What You Should Do Before Signing Up

If your organization is facing a VMware renewal, a data center lease expiration, or simply wants to reduce cloud costs by consolidating on AWS, Caylent’s offer warrants a close look — but not a blind jump. Start with the following steps:

  1. Demand a concrete definition of “success.” Insist on a Migration Acceptance Test that specifies functional pass/fail criteria, performance thresholds, and rollback triggers. Avoid vague language like “workload is operational.”
  2. Run a limited pilot. Select a non-critical application with clear dependencies and a known performance profile. Measure the actual timeline and resource consumption against Caylent’s projections. Validate that the Terraform output meets your organization’s security and compliance standards.
  3. Validate the AI outputs. During the pilot, have your application owners independently verify the dependency maps and complexity classifications. Ensure that all mission-critical components are correctly inventoried and that no hidden dependencies are missed.
  4. Pre-qualify your workloads. Work with your architecture team to identify which systems are straightforward lift-and-shift candidates and which require replatforming. Confirm that Caylent’s automation can handle any custom or legacy configurations without excessive manual effort.
  5. Review the disaster recovery plan. Verify that the RTO and RPO commitments in the proposal are realistic and backed by a tested runbook. A migration that leaves you without a DR strategy is only half-finished.
  6. Plan for post-migration governance. Caylent’s cost optimization and rightsizing recommendations should be accompanied by a clear handover to your FinOps or cloud operations team. Ensure your staff can maintain and extend the delivered Terraform code.

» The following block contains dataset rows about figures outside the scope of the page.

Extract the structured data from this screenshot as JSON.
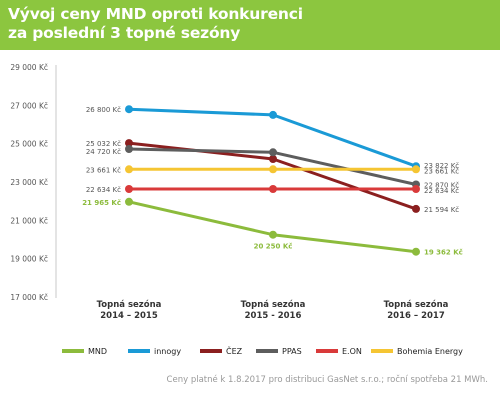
{
  "title_lines": [
    "Vývoj ceny MND oproti konkurenci",
    "za poslední 3 topné sezóny"
  ],
  "footnote": "Ceny platné k 1.8.2017 pro distribuci GasNet s.r.o.; roční spotřeba 21 MWh.",
  "chart_data": {
    "type": "line",
    "title": "Vývoj ceny MND oproti konkurenci za poslední 3 topné sezóny",
    "categories": [
      [
        "Topná sezóna",
        "2014 – 2015"
      ],
      [
        "Topná sezóna",
        "2015 - 2016"
      ],
      [
        "Topná sezóna",
        "2016 – 2017"
      ]
    ],
    "ylim": [
      17000,
      29000
    ],
    "yticks": [
      17000,
      19000,
      21000,
      23000,
      25000,
      27000,
      29000
    ],
    "ytick_labels": [
      "17 000 Kč",
      "19 000 Kč",
      "21 000 Kč",
      "23 000 Kč",
      "25 000 Kč",
      "27 000 Kč",
      "29 000 Kč"
    ],
    "grid": false,
    "legend_position": "bottom",
    "series": [
      {
        "name": "MND",
        "color": "#8cbb3c",
        "values": [
          21965,
          20250,
          19362
        ],
        "labels": [
          "21 965 Kč",
          "20 250 Kč",
          "19 362 Kč"
        ],
        "label_color": "#8cbb3c",
        "label_bold": true
      },
      {
        "name": "innogy",
        "color": "#1a9ad6",
        "values": [
          26800,
          26500,
          23822
        ],
        "labels": [
          "26 800 Kč",
          "",
          "23 822 Kč"
        ]
      },
      {
        "name": "ČEZ",
        "color": "#8b1f1f",
        "values": [
          25032,
          24200,
          21594
        ],
        "labels": [
          "25 032 Kč",
          "",
          "21 594 Kč"
        ]
      },
      {
        "name": "PPAS",
        "color": "#5d5d5d",
        "values": [
          24720,
          24550,
          22870
        ],
        "labels": [
          "24 720 Kč",
          "",
          "22 870 Kč"
        ]
      },
      {
        "name": "E.ON",
        "color": "#d93a3a",
        "values": [
          22634,
          22634,
          22634
        ],
        "labels": [
          "22 634 Kč",
          "",
          "22 634 Kč"
        ]
      },
      {
        "name": "Bohemia Energy",
        "color": "#f5c533",
        "values": [
          23661,
          23661,
          23661
        ],
        "labels": [
          "23 661 Kč",
          "",
          "23 661 Kč"
        ]
      }
    ]
  }
}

A disciplined pilot not only proves the technical approach but also tests the commercial model under real conditions. If Caylent genuinely bears the cost of failure, the pilot provides a controlled, low-risk way to see if that commitment holds.

The Bigger Picture

Caylent’s move is a bellwether for the professional services market. As hyperscalers continue to invest in AI and automation, expect more partners to productize their migration practices with similar outcome-based pricing and AI-infused delivery. The winners will be those that can combine technical chops with clear, enforceable commercial terms. For enterprise IT leaders, the availability of such offers doesn’t eliminate the need for rigorous due diligence — it just makes the decision to start migrating a little easier to sell internally. The cloud migration market is entering a phase where speed and financial risk reduction are table stakes; the real differentiator will be how well providers handle the messy, non-standard reality of enterprise data centers.

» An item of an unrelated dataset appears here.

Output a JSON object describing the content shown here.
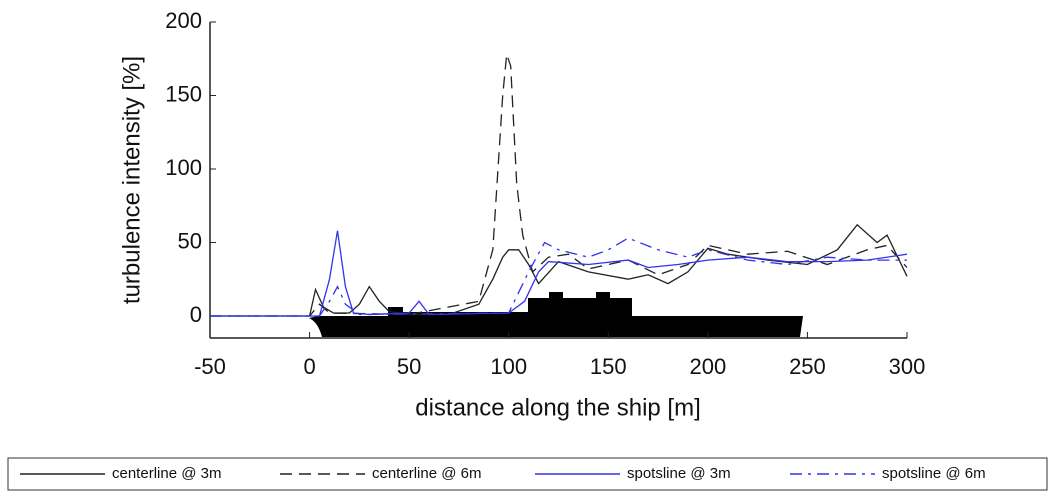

In the end, Caylent’s new service is a pragmatic tool, not a magic wand. It reduces friction, aligns incentives, and leverages AI to cut through the drudgery of migration planning. But its ultimate value depends entirely on how clearly customers define success and how thoroughly they test the claims before scaling up. If done right, it could be the catalyst that finally pushes many VMware estates onto AWS. If done poorly, it could devolve into a contractual quagmire. The onus is on the buyer to ensure it’s the former.